The idea is to make those decisions using the data administration provides. The data must be timely. Administration has the responsibility of providing the data as quickly as possible so you can move quickly and avoid problems. Our benchmark is 10 days after the close of the month.

Other Metrics of Importance

While revenue, gross margin, expenses and net profit are obvious, Plaskoff Construction also uses less obvious - but equally important - metrics that administration must provide: receivable days outstanding, average job size and cash position.

Receivable days outstanding means, on average, how long it takes to get your money from your clients. This is not only a cash question - it actually can measure client satisfaction, too. We believe that if our clients are happy, they pay quickly. If they're not happy, they most likely don't. We have found that getting honest survey information about client satisfaction during construction is difficult at best.
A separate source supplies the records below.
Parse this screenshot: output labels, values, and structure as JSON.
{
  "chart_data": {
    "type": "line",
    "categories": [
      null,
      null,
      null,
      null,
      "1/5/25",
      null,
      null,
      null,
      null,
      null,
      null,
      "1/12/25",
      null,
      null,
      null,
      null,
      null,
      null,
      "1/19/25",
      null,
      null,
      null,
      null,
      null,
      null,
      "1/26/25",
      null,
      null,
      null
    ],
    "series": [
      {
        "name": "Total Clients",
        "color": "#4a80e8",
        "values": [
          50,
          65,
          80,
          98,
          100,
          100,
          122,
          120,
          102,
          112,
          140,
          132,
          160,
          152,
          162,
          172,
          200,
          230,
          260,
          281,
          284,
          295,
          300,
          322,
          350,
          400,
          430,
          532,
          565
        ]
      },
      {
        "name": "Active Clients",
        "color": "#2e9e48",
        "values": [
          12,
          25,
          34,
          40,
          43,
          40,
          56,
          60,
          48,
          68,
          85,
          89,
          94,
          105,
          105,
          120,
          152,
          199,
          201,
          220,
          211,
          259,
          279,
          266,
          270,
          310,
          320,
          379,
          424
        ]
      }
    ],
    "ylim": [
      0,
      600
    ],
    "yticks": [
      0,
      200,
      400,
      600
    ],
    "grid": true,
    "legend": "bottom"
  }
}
But we have learned that if we finish projects and pickup on time and meet our schedules and quality and service goals, our accounts receivable days outstanding is about 18 to 20 days. When it climbs, we often find that failure to deliver causes it. Production can use this administrative metric to measure its success.
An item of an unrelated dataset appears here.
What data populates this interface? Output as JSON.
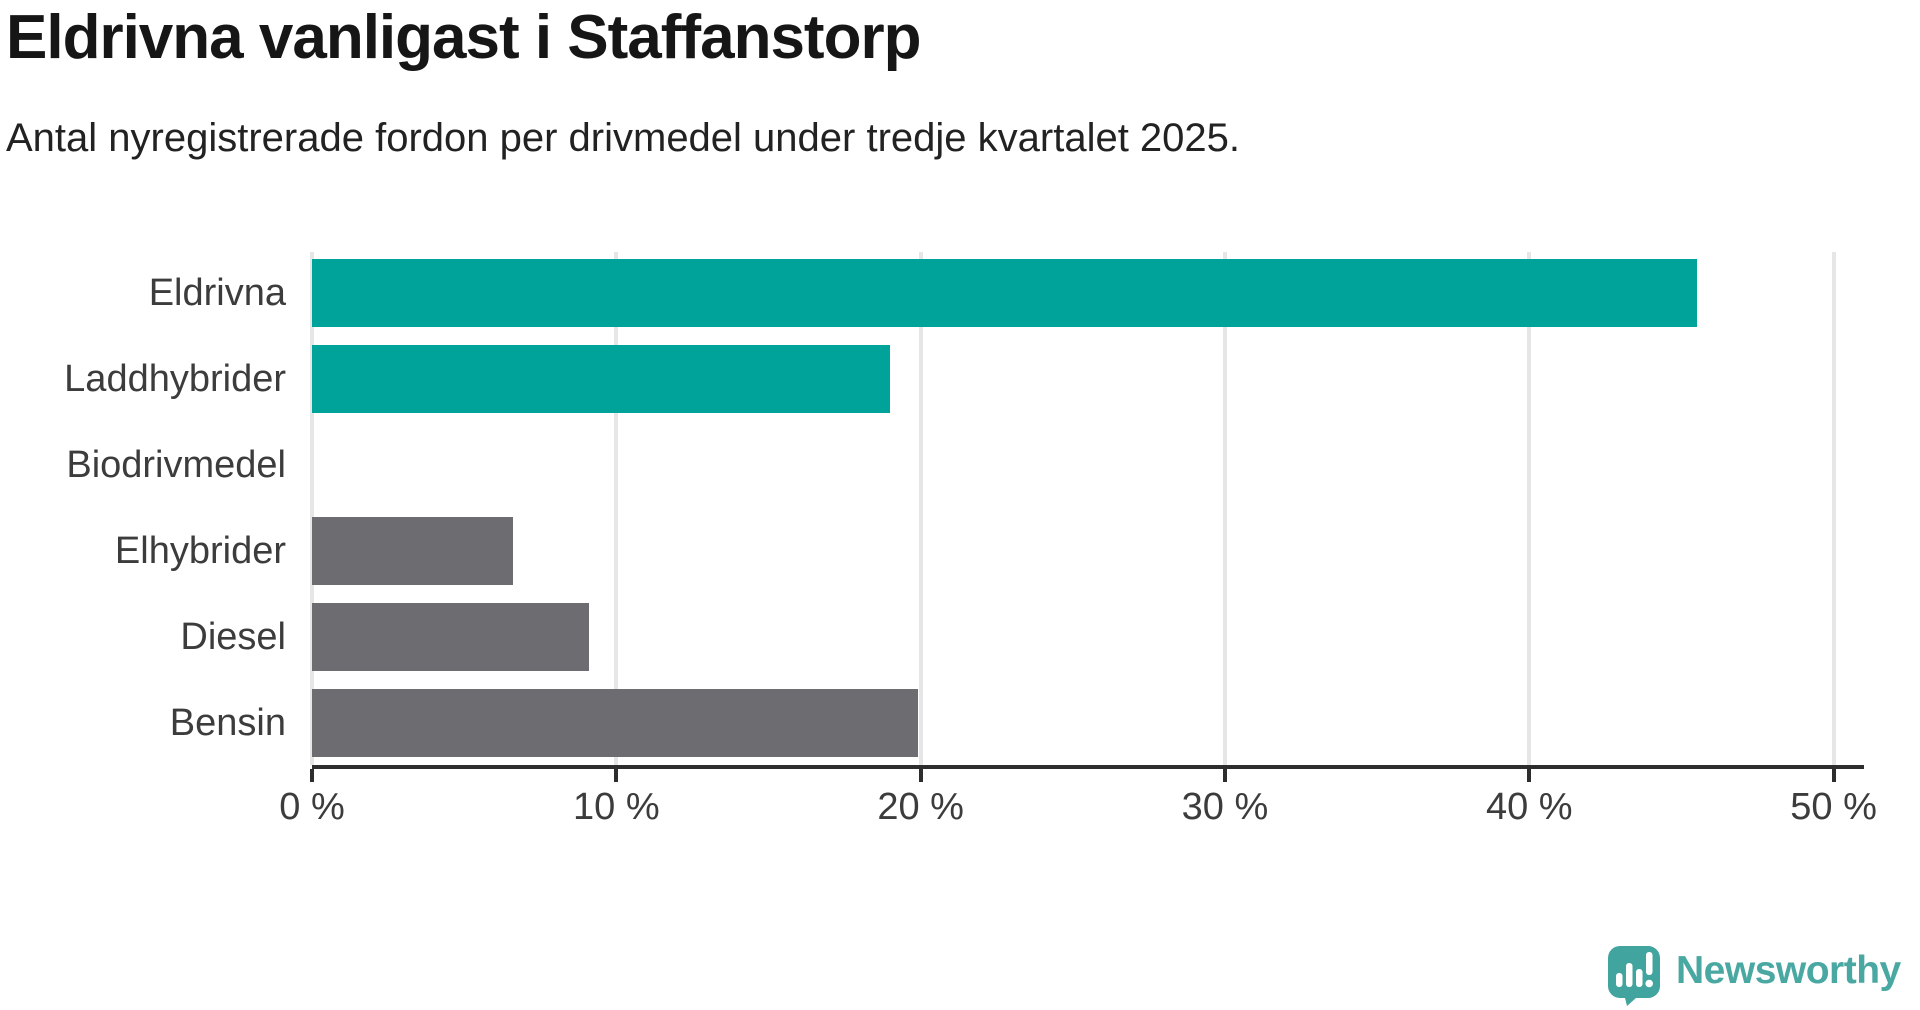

Average job size is another metric other departments can use. As discussed in the columns on sales and estimating, average job size affects many other measurements, including how many leads need to be generated, how many jobs need to be sold and how many proposals need to be written. We find that when our average job size drops below $250,000, all departments work harder for less. To maintain our revenue and profit goals, we need to estimate, sell, build and administrate more projects. This burdens everyone. Because the lead mix indicates what our average job size will be, we can go after larger projects when our job mix becomes undesirable. Administration updates us on our current average job size, and Sales can adjust.
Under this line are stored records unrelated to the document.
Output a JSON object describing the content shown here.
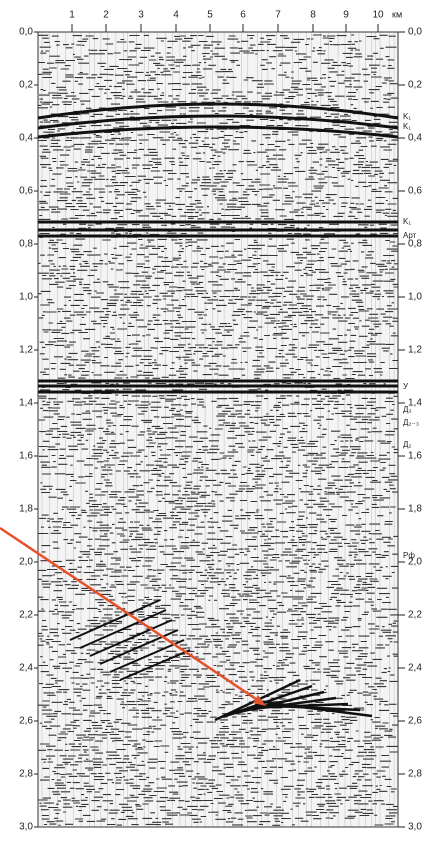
{
  "top_axis": {
    "labels": [
      "1",
      "2",
      "3",
      "4",
      "5",
      "6",
      "7",
      "8",
      "9",
      "10"
    ],
    "unit": "км"
  },
  "left_axis": {
    "labels": [
      "0,0",
      "0,2",
      "0,4",
      "0,6",
      "0,8",
      "1,0",
      "1,2",
      "1,4",
      "1,6",
      "1,8",
      "2,0",
      "2,2",
      "2,4",
      "2,6",
      "2,8",
      "3,0"
    ]
  },
  "right_axis": {
    "labels": [
      "0,0",
      "0,2",
      "0,4",
      "0,6",
      "0,8",
      "1,0",
      "1,2",
      "1,4",
      "1,6",
      "1,8",
      "2,0",
      "2,2",
      "2,4",
      "2,6",
      "2,8",
      "3,0"
    ]
  },
  "horizons": [
    "K₁",
    "K₁",
    "K₁",
    "Арт",
    "У",
    "Д₃",
    "Д₂₋₃",
    "Д₂",
    "Рф"
  ]
}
We also track sold job size versus current job size and can monitor what our average job growth or "upsell" is. This helps Sales inform clients of what to expect and also tells us if our project managers are doing such a great job that our clients are buying more from us.

 

Administration Metrics Sheet
Financial
Budget
Actual
Deviation
Revenue installed
$667,000
$672,000
+$5,000
Gross margin installed
$165,000
$166,500
+$1,500
Total G&A per month
$110,000
$110,000
$0
Net operating profit
$55,000
$56,500
+$1,500
Accounts receivable DSO
20 Days
24 Days
+4 Days
Average job size
$250,000
$275,000
+$25,000
Cash position
$225,000
$150,000
-$75,000

Managing Cash

Finally, administration provides us with our cash position. You can be making all the money in the world, but if you can’t collect it, don't have it or are spending it too fast, you could find yourself unable to keep the doors open. You must pay your vendors, your employees and your bills. Cash has nothing to do with profit.

We manage cash weekly, not just monthly. I suggest you do the same. If you find cash tight, check your accounts receivable days outstanding or look at whether you are paying your bills too quickly. Now might not be the time to pay early and take discounts.

By the way, cash will lag revenue. In other words, high-volume installation will generate a great deal of costs. So recognize that you might have a large sum of cash in the bank this month but that next month you will pay for collecting that cash. This is a key leading and trailing indicator. Revenue and cash lead a high outflow the next month. A high outflow in a month is a trailing indicator of previously high revenue and cash.

Measuring Success

We've talked about how administration can provide metrics for us to use to manage our business, but we really haven’t touched on how we measure administration’s success. How does Plaskoff Construction measure that? We think that if we receive accurate, timely financial statements within 10 days of the close of a month and weekly metrics and forecasts, administration has done its job. We also think that if accounts receivable days outstanding runs low, administration is collecting. Finally, if our cash position is good, administration is managing cash appropriately.

Be sure to reward your administrative department. Although it does not directly generate profit or sales, it’s clearly an indispensable part of your team.